Matanzas/Challenging the deterioration of the structure, Leónides crosses every morning the rotating bridge of the city of Matanzas from his home in the Pueblo Nuevo neighborhood to the viaduct area. Although last May the beginning of the restoration of the work filled holders of the official press, today they do not see workers working or stacked resources near its restoration.
“There is a stretch that I have to get in the railway line to cross because the outside is impassable,” he explains to 14ymedio Leónides, 69. Although he no longer has the brios of his youth, the matancer is taking some jumps until reaching the wooden naughty and in order to avoid the gaps that dot the entire bridge. Under his feet runs the San Juan River, crowded by drought and contaminated by city’s waste.
When a few months ago Eduardo Rodríguez DávilaMinister of Transportation of Cuba, reported on his Facebook account that preliminary works had begun to return his splendor, many residents near their hands, Leonides was one of them. “It helps me to cut off the way, because I do not have to take a tremendous return, besides that it is very beautiful.”
The Matancero who does not have a photo of his childhood in this rotating bridge is rare
Built in 1904, the Matancero who does not have a photo of his childhood acoded in this rotating bridge is rare. With its dentated wheel system connected to an engine that allowed it to make a turn of up to 180 degrees, the structure was the pride of the city and part of its unmistakable profile. “My sister was already loved to see him move, but it happened to us, getting older and more bland.”
The oxide It has taken over the metal pieces that were brought from the United States to lift the structure. With more than two decades without receiving maintenance and three years without being used by rail transport, the deteriorated Mole has been left only as a way for intrepid pedestrians as Leonoides and for children to play climbing in their beams.
“It is a danger. If they are not going to repair it, at least they close it,” considers a neighbor in the vicinity. A few days ago, the woman read an article in the local press that spoke of a prompt “capital restoration to recover its functionality and preserve their particular significance”, but those promises fail to dissipate their skepticism. “As the economy is, I think they don’t have for that.”
“If they are not going to repair it, at least they close it”
The Matanzas architecture and engineering project company will be in charge of starting a repair that in the eyes of the Matancos has been too postponed.

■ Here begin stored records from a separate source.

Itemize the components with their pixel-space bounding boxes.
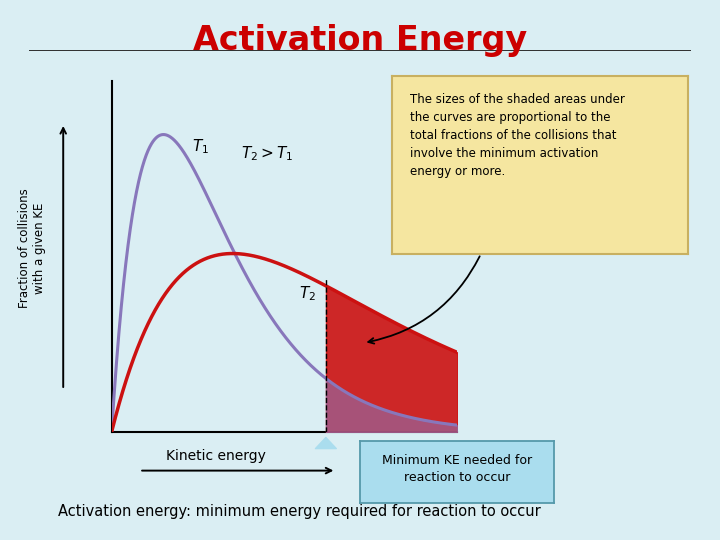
Text: $\mathit{T}_2 > \mathit{T}_1$: $\mathit{T}_2 > \mathit{T}_1$: [241, 144, 293, 163]
Text: Kinetic energy: Kinetic energy: [166, 449, 266, 463]
Text: Fraction of collisions
with a given KE: Fraction of collisions with a given KE: [19, 188, 46, 308]
Text: The sizes of the shaded areas under
the curves are proportional to the
total fra: The sizes of the shaded areas under the …: [410, 93, 625, 178]
Text: Activation Energy: Activation Energy: [193, 24, 527, 57]
Text: Minimum KE needed for
reaction to occur: Minimum KE needed for reaction to occur: [382, 454, 532, 484]
Text: Activation energy: minimum energy required for reaction to occur: Activation energy: minimum energy requir…: [58, 504, 540, 519]
Text: $\mathit{T}_1$: $\mathit{T}_1$: [192, 137, 209, 156]
Text: $\mathit{T}_2$: $\mathit{T}_2$: [299, 284, 316, 303]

With financial support from the Ministry of Transportation, the works will have to be of a wingspan that costs to imagine in times of narrows and budget cuts. “What nobody wants is to come and put only a little painter,” adds the neighbor.
Neither a crane, nor a mountain of new mischievous to replace the corroded, nor engineers with helmets and tablets in which they write down the damage, none of that is seen anywhere. Leonides is formed, he says, with which they fix the base. “If you don’t turn again, you don’t turn, but at least you can go through it,” he says. Given reality, cutting dreams seems the most pragmatic. At least in the photo he has with his sister on the edge of San Juan you see the moment when the bridge has moved to let a couple of boats pass on the then clean waters.